What's Happening?
A joint report by Kearney and NIQ highlights the rise of agentic commerce and AI, which are creating new opportunities for niche brands. The report suggests that AI is changing the economics of consumer
packaged goods, allowing smaller brands to develop niche products and gain market share. As consumers increasingly rely on AI for purchasing decisions, legacy brands may lose market share unless they adapt. The report also notes that consumers are willing to pay more for innovative products that save time and offer convenience.
Why It's Important?
The rise of agentic commerce and AI represents a significant shift in the consumer goods industry. Smaller brands now have the opportunity to compete with larger players by leveraging AI to develop innovative products and reach specific consumer niches.
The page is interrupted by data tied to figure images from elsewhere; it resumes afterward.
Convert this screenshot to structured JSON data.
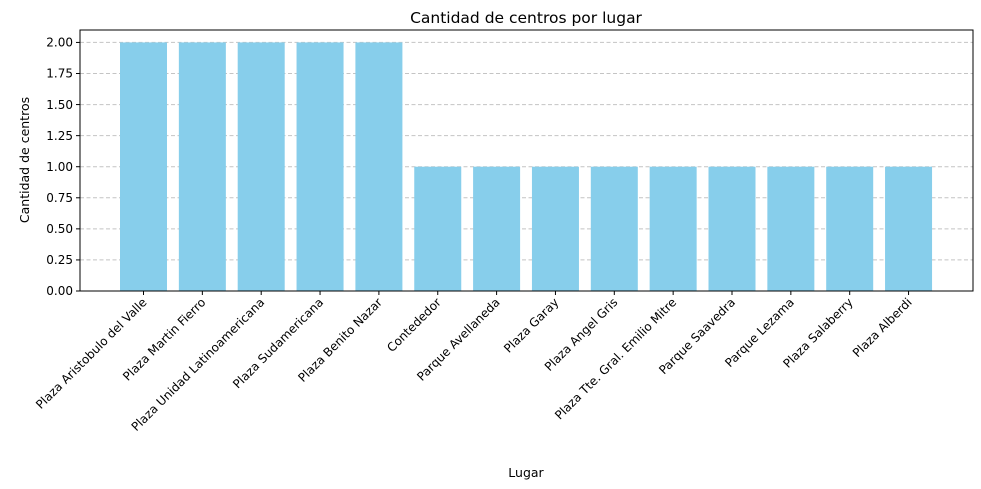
{
  "chart_data": {
    "type": "bar",
    "title": "Cantidad de centros por lugar",
    "xlabel": "Lugar",
    "ylabel": "Cantidad de centros",
    "categories": [
      "Plaza Aristobulo del Valle",
      "Plaza Martin Fierro",
      "Plaza Unidad Latinoamericana",
      "Plaza Sudamericana",
      "Plaza Benito Nazar",
      "Contededor",
      "Parque Avellaneda",
      "Plaza Garay",
      "Plaza Angel Gris",
      "Plaza Tte. Gral. Emilio Mitre",
      "Parque Saavedra",
      "Parque Lezama",
      "Plaza Salaberry",
      "Plaza Alberdi"
    ],
    "values": [
      2,
      2,
      2,
      2,
      2,
      1,
      1,
      1,
      1,
      1,
      1,
      1,
      1,
      1
    ],
    "ylim": [
      0,
      2.1
    ],
    "yticks": [
      "0.00",
      "0.25",
      "0.50",
      "0.75",
      "1.00",
      "1.25",
      "1.50",
      "1.75",
      "2.00"
    ],
    "grid": "y-dashed",
    "bar_color": "#87ceeb",
    "grid_color": "#c4c4c4"
  }
}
This shift challenges the traditional business model of large manufacturers, which relies on volume and scale. As AI continues to influence consumer behavior, brands that can adapt and innovate will be better positioned to succeed in the evolving market.
What's Next?
As agentic commerce and AI continue to gain traction, brands will need to focus on innovation and agility to remain competitive. The ability to quickly develop and launch new products will be crucial for capturing market share. Retailers will also need to adapt their strategies to accommodate the growing use of AI in consumer decision-making, ensuring they can meet the demands of increasingly tech-savvy consumers.